The code I'm working with
package com.skimmer;
import java.util.ArrayList;
import java.util.List;
import java.util.Spliterator;
import java.util.concurrent.Callable;
import java.util.concurrent.ExecutionException;
import java.util.concurrent.ExecutorService;
import java.util.concurrent.Executors;
import java.util.concurrent.Future;
import java.util.concurrent.atomic.AtomicLong;
import java.util.stream.LongStream;
import java.util.stream.Stream;
public class App {
public static void main(String[] args) throws InterruptedException, ExecutionException {
// Simply creating some 'test' data
Stream<String> test = LongStream.range(0, 10000000L).mapToObj(i -> i + "-test");
Spliterator<String> spliterator = test.parallel().spliterator();
List<Callable<Long>> callableList = new ArrayList<Callable<Long>>();
// Creating a future for each split to process concurrently
int totalSplits = 0;
while ((spliterator = spliterator.trySplit()) != null) {
totalSplits++;
callableList.add(new Worker(spliterator, "future-" + totalSplits));
}
ExecutorService executor = Executors.newFixedThreadPool(totalSplits);
List<Future<Long>> futures = executor.invokeAll(callableList);
AtomicLong counter = new AtomicLong(0);
for (Future<Long> future : futures)
counter.getAndAdd(future.get());
System.out.println("Total processed " + counter.get());
System.out.println("Total splits " + totalSplits);
executor.shutdown();
}
public static class Worker implements Callable<Long> {
private Spliterator<String> spliterator;
private String name;
public Worker(Spliterator<String> spliterator, String name) {
this.spliterator = spliterator;
this.name = name;
}
@Override
public Long call() {
AtomicLong counter = new AtomicLong(0);
spliterator.forEachRemaining(s -> {
// We'll assume busy processing code here
counter.getAndIncrement();
});
System.out.println(name + " Total processed : " + counter.get());
return counter.get();
}
}
}
The output
furture-11 Total processed : 244
furture-10 Total processed : 488
furture-9 Total processed : 977
furture-12 Total processed : 122
furture-7 Total processed : 3906
furture-13 Total processed : 61
furture-8 Total processed : 1953
furture-6 Total processed : 7813
furture-14 Total processed : 31
furture-5 Total processed : 15625
furture-15 Total processed : 15
furture-4 Total processed : 31250
furture-17 Total processed : 4
furture-18 Total processed : 2
furture-19 Total processed : 1
furture-16 Total processed : 8
furture-3 Total processed : 62500
furture-2 Total processed : 125000
furture-1 Total processed : 250000
future-0 Total processed : 500000
Total processed 1000000
Total splits 20
My problem/Question : The first trySplit (and future task 'future-0') gets exactly n/2 total elements to begin processing. The first couple splits take a long time to complete - this gets worse as n grows. Is there any other way to process a stream where each future/callable gets an equal distribution of elements to process such as (N/splits) ie. 1000000/20 = 50000
Desired results
furture-11 Total processed : 50000
furture-10 Total processed : 50000
furture-9 Total processed : 50000
furture-12 Total processed : 50000
furture-7 Total processed : 50000
furture-13 Total processed : 50000
furture-8 Total processed : 50000
furture-6 Total processed : 50000
furture-14 Total processed : 50000
furture-5 Total processed : 50000
furture-15 Total processed : 50000
furture-4 Total processed : 50000
furture-17 Total processed : 50000
furture-18 Total processed : 50000
furture-19 Total processed : 50000
furture-16 Total processed : 50000
furture-3 Total processed : 50000
furture-2 Total processed : 50000
furture-1 Total processed : 50000
future-0 Total processed : 50000
Total processed 1000000
Total splits 20
Follow up question : If Spliterator is unable to do this what other approach/solution would be best used to process large streams concurrently.

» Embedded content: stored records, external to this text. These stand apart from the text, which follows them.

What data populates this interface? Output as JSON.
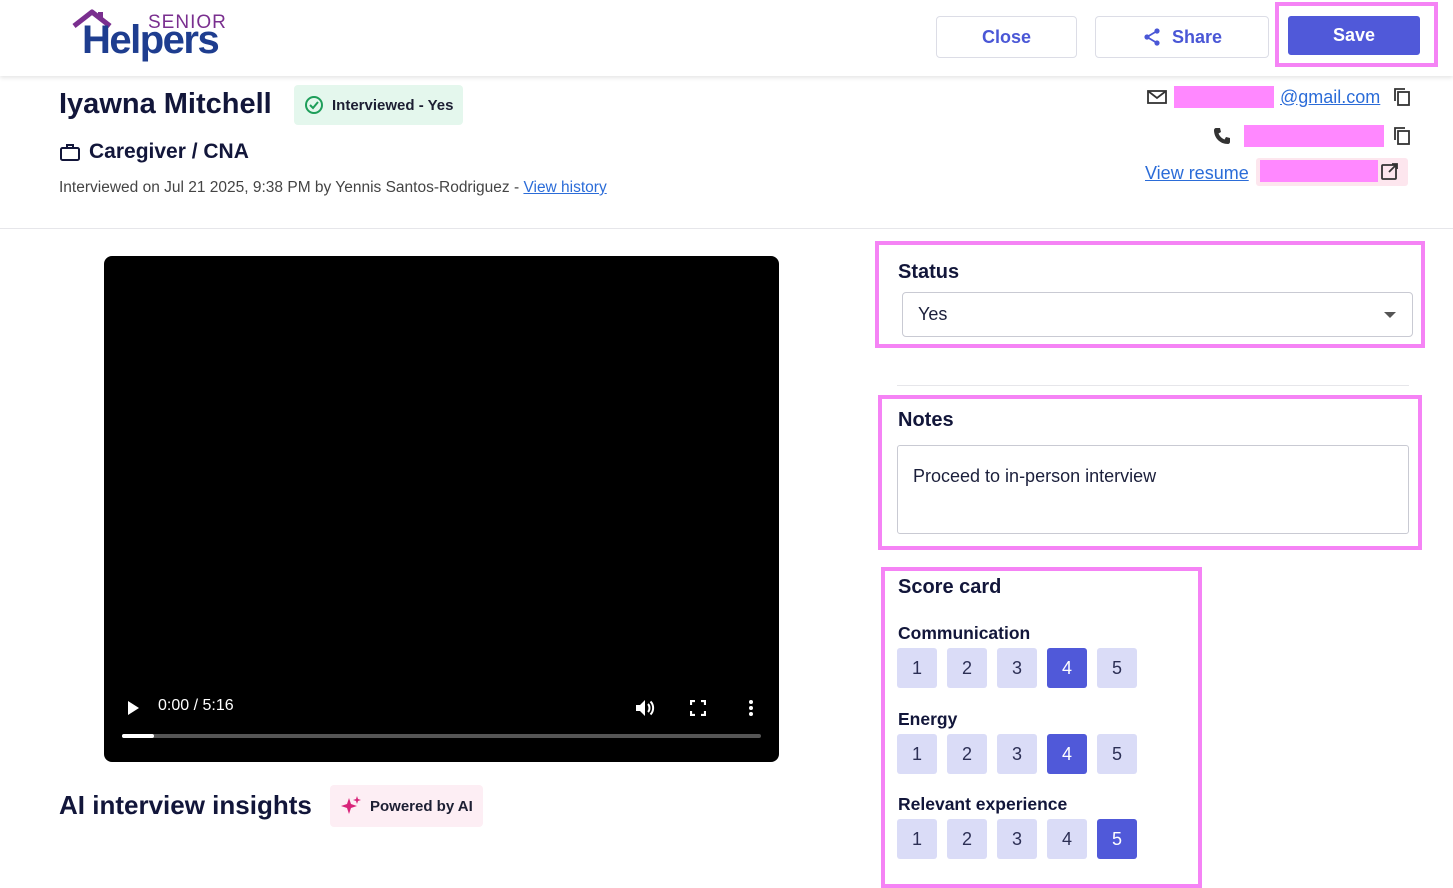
{
  "header": {
    "logo": {
      "senior": "SENIOR",
      "helpers": "Helpers"
    },
    "close_label": "Close",
    "share_label": "Share",
    "save_label": "Save"
  },
  "candidate": {
    "name": "Iyawna Mitchell",
    "status_badge": "Interviewed - Yes",
    "role": "Caregiver / CNA",
    "interview_meta": "Interviewed on Jul 21 2025, 9:38 PM by Yennis Santos-Rodriguez -",
    "view_history_label": "View history"
  },
  "contact": {
    "email_domain": "@gmail.com",
    "view_resume_label": "View resume"
  },
  "video": {
    "time": "0:00 / 5:16",
    "progress": 0.05
  },
  "insights": {
    "title": "AI interview insights",
    "badge": "Powered by AI"
  },
  "status_section": {
    "title": "Status",
    "selected": "Yes"
  },
  "notes_section": {
    "title": "Notes",
    "value": "Proceed to in-person interview"
  },
  "scorecard": {
    "title": "Score card",
    "options": [
      "1",
      "2",
      "3",
      "4",
      "5"
    ],
    "rows": [
      {
        "label": "Communication",
        "selected": "4"
      },
      {
        "label": "Energy",
        "selected": "4"
      },
      {
        "label": "Relevant experience",
        "selected": "5"
      }
    ]
  },
  "colors": {
    "accent": "#5059d9",
    "highlight": "#f583f5",
    "redaction": "#ff88ff"
  }
}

Practical case scenario : Processing a large (6GB) CSV file that is too large to hold in memory
You are getting perfectly balanced splits here. The problem is, each time you split a sequence of elements into two halves, represented by two Spliterator
instances, you create a job for one of the halves, not even attempting to split it further, but only subdividing the other halve.
So right after the first split, you create a job covering 500,000 elements. Then, you call trySplit
on the other 500,000 elements, getting a perfect split into two chunks of 250,000 elements, create another job covering one chunk of 250,000 elements and only try to subdivide the other. And so on. It's your code creating unbalanced jobs.
When you change your first part to
// Simply creating some 'test' data
Stream<String> test = LongStream.range(0, 10000000L).mapToObj(i -> i + "-test");
// Creating a future for each split to process concurrently
List<Callable<Long>> callableList = new ArrayList<>();
int workChunkTarget = 5000;
Deque<Spliterator<String>> spliterators = new ArrayDeque<>();
spliterators.add(test.parallel().spliterator());
int totalSplits = 0;
while(!spliterators.isEmpty()) {
Spliterator<String> spliterator = spliterators.pop();
Spliterator<String> prefix;
while(spliterator.estimateSize() > workChunkTarget
&& (prefix = spliterator.trySplit()) != null) {
spliterators.push(spliterator);
spliterator = prefix;
}
totalSplits++;
callableList.add(new Worker(spliterator, "future-" + totalSplits));
}
you get quiet close to your desired target workload size (as close as we can, given that the numbers are not powers of two).
The Spliterator
design works much smoother with tools like ForkJoinTask
, where a new job can be submitted after each successful trySplit
and the job itself will decide to split and spawn new jobs concurrently when the worker threads are not saturated (like parallel stream operations are done in the reference implementation).